Taking care of yourself is not selfish. It provides you with the capacity to show up for others in the best possible ways. Everyone has needs, and it’s best to nurture them rather than suppress. Caring for yourself clears your mind and creates the space necessary to take on the rest of the world. Below are some simple ways to add self-care into your day:
- Get outside! Look up at the sky, feel the sun on your skin, breathe
- Connect with yourself by doing some gentle stretches – start small then build up!
- Develop an exercise routine or yoga practice
- Try aromatherapy – have some scented candles, oils, lotions, etc. that make you feel warm & fuzzy
- Read
- Write things down that you’re grateful for
- Draw/create
- Listen to music that matches your mood
Stay True
Having self-respect earns you respect from others. If you don’t take yourself seriously, why should anyone else? With this in mind, remember that your goal is not to control or change other people. Chiefly, the goal is to help others understand how they can show up for you. Clearly communicating what’s important to you right away goes far.

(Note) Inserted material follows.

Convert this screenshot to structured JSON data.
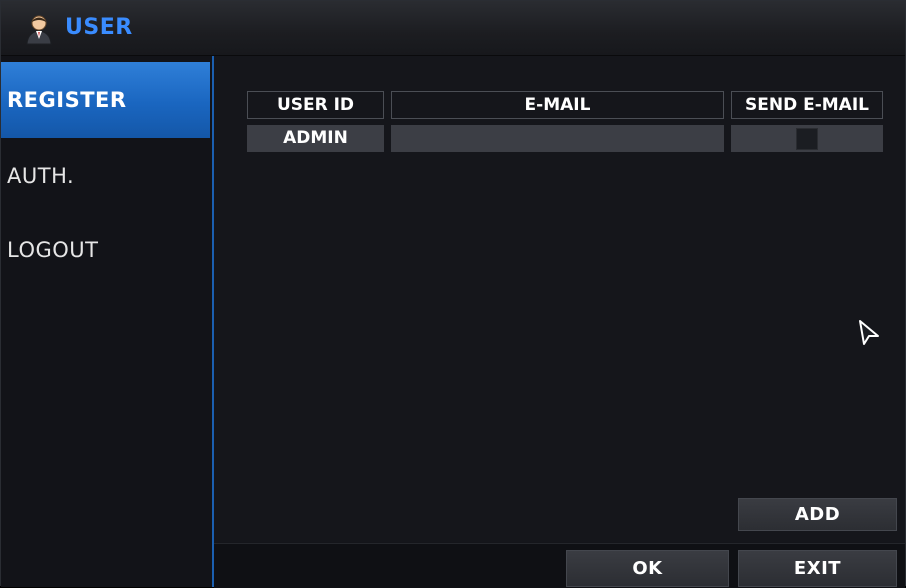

Identifying your values, communicating them, and being consistent in your actions will harbor a beautiful relationship with the most important person – you. If you want to feel energized and fulfilled, then stay true to yourself and be authentic in your relationships. Recognize patterns of toxic behavior and be honest with yourself. Acknowledge when your needs aren’t being met, and then make a decision for yourself – whether you need to walk away, or limit access to you with firm boundaries.
Remember, you are enough!
You are worthy and deserving of respect!
Let others know who you are and how you will be treated. Don’t worry about what others are doing – worry about you, and always make time to take care of yourself!